For his thesis, Buchart modelled the fate of a peculiar sea ice phenomenon called the North Water Polynya, an area of year-round open water surrounded by sea ice located in North Baffin Bay, sandwiched between Canada’s Ellesmere Island and the western coast of Greenland.
“It’s a small feature in the modelling sense — a few hundred kilometres wide and a few hundred kilometres long of open water — but this region, referred to as ‘Pikialasorsuaq,’ the Greenlandic word for polynya, has acted as hunting, fishing and transportation grounds for 5,000 years.”
Moreover, the North Water Polynya provides important habitat for Arctic and migratory species, and home to a wealth of birds, marine mammals, polar bears and fish, which all prosper from a distinctive plankton bloom in the early spring.
“It’s considered one of the most productive ocean ecosystems on the planet, and is critical for a lot of wildlife and people up there,” he said. “That’s kind of what drew me to studying it.”
Polynya forms when the ice moving down the narrow ocean channel jams up to form an ice arch or bridge.
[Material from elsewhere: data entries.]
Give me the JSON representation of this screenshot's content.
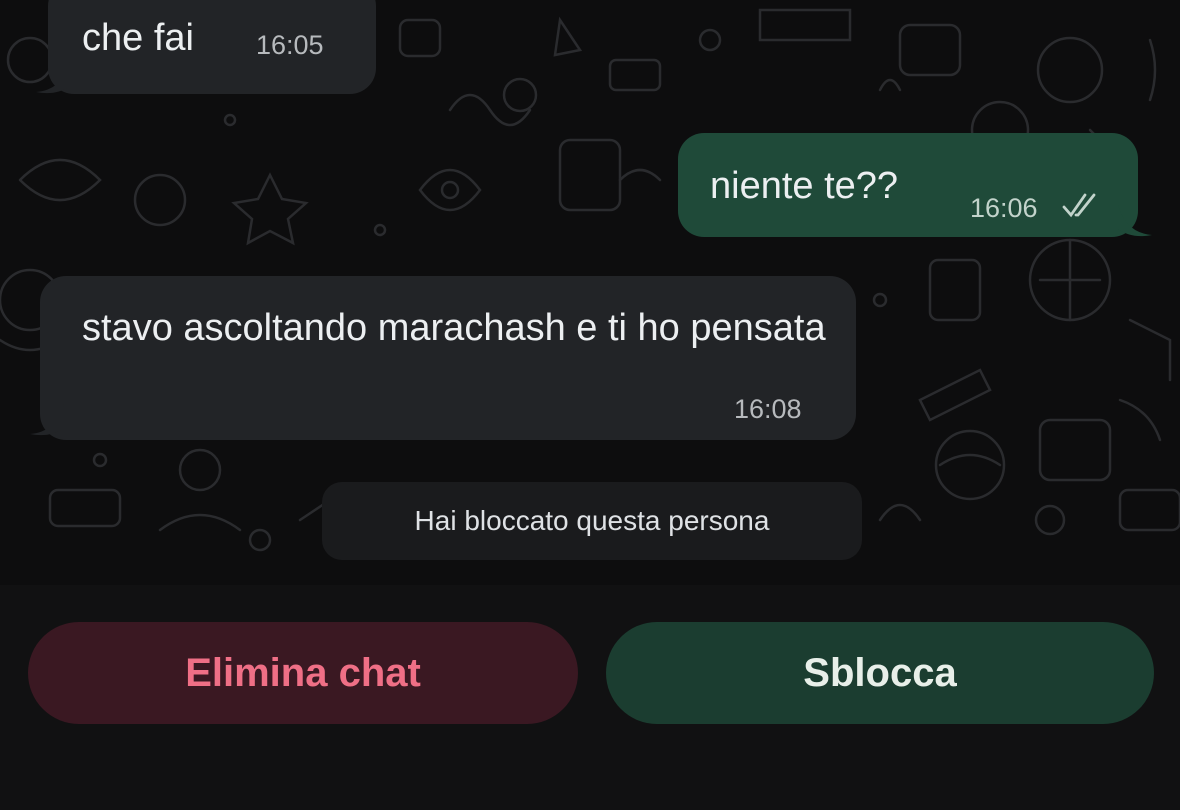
{
  "messages": [
    {
      "direction": "incoming",
      "text": "che fai",
      "time": "16:05"
    },
    {
      "direction": "outgoing",
      "text": "niente te??",
      "time": "16:06",
      "status_icon": "double-check-icon"
    },
    {
      "direction": "incoming",
      "text": "stavo ascoltando marachash e ti ho pensata",
      "time": "16:08"
    }
  ],
  "system_note": "Hai bloccato questa persona",
  "actions": {
    "delete_label": "Elimina chat",
    "unblock_label": "Sblocca"
  },
  "colors": {
    "incoming_bubble": "#222427",
    "outgoing_bubble": "#1f4a39",
    "delete_text": "#ef6f86",
    "delete_bg": "#3a1822",
    "unblock_bg": "#1b3d30"
  }
}
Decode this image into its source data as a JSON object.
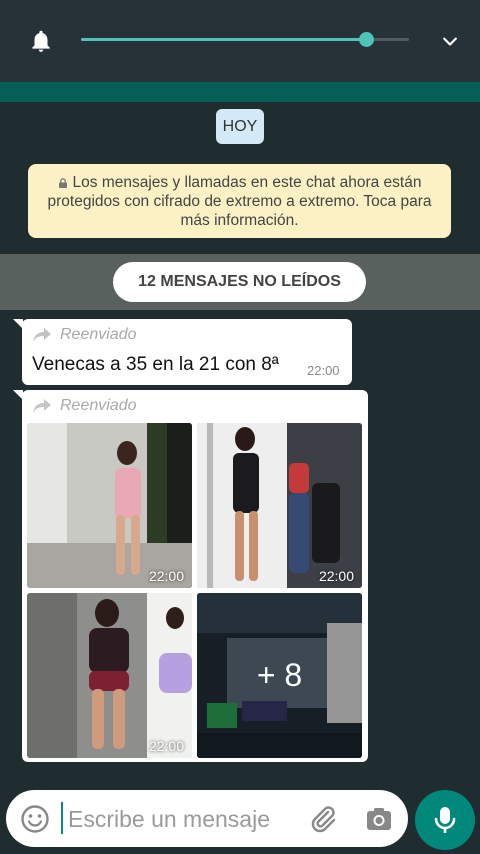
{
  "notification": {
    "volume_fraction": 0.87
  },
  "chat": {
    "date_label": "HOY",
    "encryption_notice": "Los mensajes y llamadas en este chat ahora están protegidos con cifrado de extremo a extremo. Toca para más información.",
    "unread_label": "12 MENSAJES NO LEÍDOS"
  },
  "messages": [
    {
      "forwarded_label": "Reenviado",
      "text": "Venecas a 35 en la 21 con 8ª",
      "time": "22:00"
    },
    {
      "forwarded_label": "Reenviado",
      "photos": [
        {
          "time": "22:00"
        },
        {
          "time": "22:00"
        },
        {
          "time": "22:00"
        },
        {
          "more_label": "+ 8"
        }
      ]
    }
  ],
  "composer": {
    "placeholder": "Escribe un mensaje"
  },
  "colors": {
    "accent": "#00897b",
    "slider": "#4fc3b5",
    "header": "#263238",
    "encryption_bg": "#fbf1c5"
  }
}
All the ice south of this ice bridge is moved out by the wind, leaving behind open water.
Sobering scenarios
Using a selection of climate warming scenarios previously produced by members of Myers’ lab, Buchart’s modelling predicts a complex thinning of sea ice that puts formation of the ice bridge into question by 2070.
Buchart added his modelling also reveals a weakening of the phytoplankton bloom dynamics by as much as 50 per cent in that time, creating a potential mismatch of resources and consumers.
“It’s pretty sobering to see that this important region is really at risk,” he said.
“But our goal is to try to say, ‘OK, this is going to happen in the long run,’ but hopefully once we get this research out to communities, they can use it for planning purposes.”
For his work, Buchart, who is Métis, won an Alberta Graduate Excellence Indigenous Scholarship from the U of A.
“[My Métis heritage] is something I’m really trying to embrace now, and want to work on in the coming years,” he said. “It is something I really feel like I haven’t been involved with enough.”
Buchart finished his master’s in August, just in time to start his PhD in atmospheric science at the University of British Columbia.
This time, however, rather than modelling sea ice, he will use his modelling skills to make predictions about wildfires.
“There’s not a lot of ocean in Edmonton, and that’s why I'm back in the atmosphere side of things, hoping to one day end up back in Edmonton.”